In 1796 he was promoted to lieutenant field marshal and was dispatched to command a brigade in Germany under the Archduke Charles. In September he commanded a 5,564 man mobile corps detached between the Neckar and the Rhine, securing the territories between the Austrian garrisons of Mannheim and Philippsburg). There, he operated behind French forces under Moreau. On 18 September he raided Kehl, cutting off Moreau, but his troops failed to burn the bridge and was driven out again. Petrasch then occupied Stuttgart. His advance posts were driven back by Desaix at Villingen on 9 October, then suffered a defeat at the Battle of Ettenheim. Petrasch then re-joined Charles and Latour to defeat Moreau at the Battle of Emmendingen, where he assumed command of Wartensleben's column after the old general was wounded.

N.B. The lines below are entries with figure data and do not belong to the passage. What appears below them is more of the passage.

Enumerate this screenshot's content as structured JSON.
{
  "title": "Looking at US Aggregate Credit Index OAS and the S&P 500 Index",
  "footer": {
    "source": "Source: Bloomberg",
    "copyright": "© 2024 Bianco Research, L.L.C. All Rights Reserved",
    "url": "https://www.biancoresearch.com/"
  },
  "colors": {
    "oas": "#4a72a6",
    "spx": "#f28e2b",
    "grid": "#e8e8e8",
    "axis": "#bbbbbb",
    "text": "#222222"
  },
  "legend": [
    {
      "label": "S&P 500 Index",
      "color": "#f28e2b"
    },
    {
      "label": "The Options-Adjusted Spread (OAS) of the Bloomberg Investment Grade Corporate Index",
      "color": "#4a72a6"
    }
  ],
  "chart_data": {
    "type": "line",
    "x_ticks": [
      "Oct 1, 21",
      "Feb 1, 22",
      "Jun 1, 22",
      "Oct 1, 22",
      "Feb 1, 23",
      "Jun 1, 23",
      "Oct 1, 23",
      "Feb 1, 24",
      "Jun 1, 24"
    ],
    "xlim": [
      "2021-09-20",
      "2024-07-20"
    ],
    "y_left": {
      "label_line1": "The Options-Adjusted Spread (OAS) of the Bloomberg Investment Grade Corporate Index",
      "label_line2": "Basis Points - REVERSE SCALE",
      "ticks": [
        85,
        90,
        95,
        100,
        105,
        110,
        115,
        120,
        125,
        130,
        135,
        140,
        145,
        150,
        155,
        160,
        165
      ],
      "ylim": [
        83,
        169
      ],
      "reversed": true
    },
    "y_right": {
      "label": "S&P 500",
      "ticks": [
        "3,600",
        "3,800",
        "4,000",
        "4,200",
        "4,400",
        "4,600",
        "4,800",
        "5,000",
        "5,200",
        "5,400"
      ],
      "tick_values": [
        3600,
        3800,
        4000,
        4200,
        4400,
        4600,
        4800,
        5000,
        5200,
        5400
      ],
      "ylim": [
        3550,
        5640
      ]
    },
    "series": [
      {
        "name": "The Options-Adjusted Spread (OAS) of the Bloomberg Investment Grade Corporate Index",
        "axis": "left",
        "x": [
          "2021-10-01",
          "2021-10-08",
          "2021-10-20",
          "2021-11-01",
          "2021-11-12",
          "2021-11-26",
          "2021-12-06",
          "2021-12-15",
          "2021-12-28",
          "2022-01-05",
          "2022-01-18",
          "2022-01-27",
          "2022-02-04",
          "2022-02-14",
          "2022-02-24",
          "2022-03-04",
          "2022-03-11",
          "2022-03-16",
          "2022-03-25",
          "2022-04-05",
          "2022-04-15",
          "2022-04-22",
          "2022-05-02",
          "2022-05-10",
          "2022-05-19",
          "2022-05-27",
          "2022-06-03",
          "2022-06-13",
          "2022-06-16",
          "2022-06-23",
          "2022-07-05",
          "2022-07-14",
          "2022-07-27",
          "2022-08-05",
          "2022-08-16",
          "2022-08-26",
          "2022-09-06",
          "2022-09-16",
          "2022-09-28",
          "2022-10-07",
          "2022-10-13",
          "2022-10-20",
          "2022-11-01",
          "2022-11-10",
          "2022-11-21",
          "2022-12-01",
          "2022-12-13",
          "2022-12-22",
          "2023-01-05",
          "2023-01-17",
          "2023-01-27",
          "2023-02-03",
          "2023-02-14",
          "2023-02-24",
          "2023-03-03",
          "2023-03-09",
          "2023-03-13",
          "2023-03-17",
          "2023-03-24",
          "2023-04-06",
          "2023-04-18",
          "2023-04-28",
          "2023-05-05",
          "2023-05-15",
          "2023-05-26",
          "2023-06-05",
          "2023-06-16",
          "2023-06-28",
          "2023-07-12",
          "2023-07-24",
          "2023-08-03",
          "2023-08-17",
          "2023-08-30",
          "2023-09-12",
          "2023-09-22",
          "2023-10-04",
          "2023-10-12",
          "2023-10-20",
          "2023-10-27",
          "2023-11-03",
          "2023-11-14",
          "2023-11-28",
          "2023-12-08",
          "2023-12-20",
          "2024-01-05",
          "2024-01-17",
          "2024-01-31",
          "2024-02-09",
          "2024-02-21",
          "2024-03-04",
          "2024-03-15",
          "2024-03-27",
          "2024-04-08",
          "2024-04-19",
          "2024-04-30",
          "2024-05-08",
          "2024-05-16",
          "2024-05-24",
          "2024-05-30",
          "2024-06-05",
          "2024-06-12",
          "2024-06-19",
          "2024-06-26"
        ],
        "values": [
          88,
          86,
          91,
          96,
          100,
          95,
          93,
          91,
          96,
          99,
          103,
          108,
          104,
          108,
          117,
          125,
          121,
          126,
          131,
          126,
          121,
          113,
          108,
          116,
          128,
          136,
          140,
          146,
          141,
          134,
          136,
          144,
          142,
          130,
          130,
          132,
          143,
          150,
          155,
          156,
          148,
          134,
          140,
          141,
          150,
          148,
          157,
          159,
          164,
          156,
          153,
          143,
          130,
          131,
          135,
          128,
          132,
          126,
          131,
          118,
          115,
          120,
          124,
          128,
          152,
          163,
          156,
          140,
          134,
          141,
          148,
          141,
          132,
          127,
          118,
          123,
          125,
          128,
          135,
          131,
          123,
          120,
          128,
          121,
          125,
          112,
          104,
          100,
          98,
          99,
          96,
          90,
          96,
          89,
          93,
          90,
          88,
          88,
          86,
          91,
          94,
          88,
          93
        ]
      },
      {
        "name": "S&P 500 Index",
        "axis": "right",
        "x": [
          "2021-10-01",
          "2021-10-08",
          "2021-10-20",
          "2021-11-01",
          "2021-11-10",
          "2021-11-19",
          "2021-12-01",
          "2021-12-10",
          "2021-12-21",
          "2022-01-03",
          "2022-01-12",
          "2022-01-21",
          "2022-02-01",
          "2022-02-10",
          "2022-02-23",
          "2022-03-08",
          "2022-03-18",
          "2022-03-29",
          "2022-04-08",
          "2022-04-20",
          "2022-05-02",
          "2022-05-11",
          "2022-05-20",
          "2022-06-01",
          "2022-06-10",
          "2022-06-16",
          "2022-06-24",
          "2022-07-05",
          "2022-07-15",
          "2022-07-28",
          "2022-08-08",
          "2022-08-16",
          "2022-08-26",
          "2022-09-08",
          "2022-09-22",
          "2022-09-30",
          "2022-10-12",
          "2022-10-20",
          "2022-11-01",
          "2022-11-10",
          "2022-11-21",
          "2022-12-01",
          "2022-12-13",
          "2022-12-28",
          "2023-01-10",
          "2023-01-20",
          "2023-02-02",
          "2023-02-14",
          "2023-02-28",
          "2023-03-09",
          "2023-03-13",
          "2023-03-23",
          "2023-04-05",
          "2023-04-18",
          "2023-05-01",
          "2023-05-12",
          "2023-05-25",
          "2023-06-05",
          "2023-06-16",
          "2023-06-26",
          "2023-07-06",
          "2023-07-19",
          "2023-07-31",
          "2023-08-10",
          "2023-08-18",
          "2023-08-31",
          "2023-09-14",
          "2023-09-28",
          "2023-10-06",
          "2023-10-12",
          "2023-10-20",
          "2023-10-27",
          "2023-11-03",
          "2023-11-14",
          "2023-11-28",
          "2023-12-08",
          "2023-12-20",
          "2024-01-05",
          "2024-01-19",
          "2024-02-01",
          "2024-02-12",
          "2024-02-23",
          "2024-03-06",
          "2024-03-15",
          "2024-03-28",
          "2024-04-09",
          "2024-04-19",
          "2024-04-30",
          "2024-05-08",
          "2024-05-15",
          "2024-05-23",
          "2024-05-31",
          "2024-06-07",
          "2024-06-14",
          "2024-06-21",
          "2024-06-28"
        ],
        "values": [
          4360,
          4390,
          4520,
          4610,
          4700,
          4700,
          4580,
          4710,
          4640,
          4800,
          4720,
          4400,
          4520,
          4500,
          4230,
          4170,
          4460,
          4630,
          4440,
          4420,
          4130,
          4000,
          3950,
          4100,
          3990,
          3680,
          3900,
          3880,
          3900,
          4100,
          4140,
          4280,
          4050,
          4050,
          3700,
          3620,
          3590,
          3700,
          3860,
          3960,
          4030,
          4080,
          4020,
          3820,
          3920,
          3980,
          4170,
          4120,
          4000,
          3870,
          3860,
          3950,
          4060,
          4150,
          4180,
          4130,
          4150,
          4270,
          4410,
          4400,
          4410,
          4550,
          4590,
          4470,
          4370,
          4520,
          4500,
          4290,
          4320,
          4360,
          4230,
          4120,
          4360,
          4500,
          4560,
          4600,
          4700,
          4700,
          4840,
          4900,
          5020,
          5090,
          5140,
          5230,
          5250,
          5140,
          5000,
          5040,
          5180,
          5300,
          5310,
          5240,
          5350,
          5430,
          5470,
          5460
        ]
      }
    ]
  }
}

In 1799 Petrasch commanded a division under Archduke Charles and fought at Stockach (25 March), on the right wing, near Liptingen. He was then under lieutenant field marshal Friedrich Freiherr von Hotze in the clashes of Frauenfeld (25 May) and Winterthur (27 May). In the First Battle of Zürich (4 June), he was on the left wing, at Wallisellen. When Hotze was wounded in the assault on Mount Zürich, he handed over command to Petrasch.

In August 1799, when Charles took most of the army north into Swabia, Petrasch remained in Switzerland, as second-in-command of Hotze's Austrian corps (11 battalions, 10 squadrons, total of 10,000 men), cooperating with the Russians under lieutenant general Alexander Korsakov. When Hotze was killed while on a reconnaissance ride on 25 September, prior to the Second Battle of Zürich, Petrasch took over command and withdrew to Feldkirch, losing 5,000 men, 25 guns and 4 colors. In 1800, he commanded the garrison at the Ulm fortress.

===1799 Campaign===
At the beginning of hostilities Petrasch commanded a Division of Wallis' 1st Corps under Charles on the Danube, and served at the Battle of Stockach 25 March. During the invasion of Switzerland in May he was detached to link with the Vorarlberg Corps of Hotze, his command becoming the reserve. He commanded the 4th Column in Hotze's left wing at the First Battle of Zurich (Zurich Berg) 4 June, and temporarily replaced Hotze when that officer was wounded. During the Second Battle of Zurich after the death of Hotze on the Linth 25 September he replaced him as commander of the Vorarlberg Corps, then, learning of the defeat of Korsakov's Russians, retreated precipitously beyond the Rhine, effectively abandoning the Corps of Alexander Suvorov to suffer the full attentions of the French. Transferred to command the garrison of Ulm on the Danube in December, he was left behind at Ulm with 10,000 men when Kray retreated after the Battle of Höchstadt 19 June.

==Promotions==
- October 1793 major general
- 4 March 1796, provisionally, lieutenant field marshal, 12 February 1796.

Petrasch died 17 January 1820 in Vienna.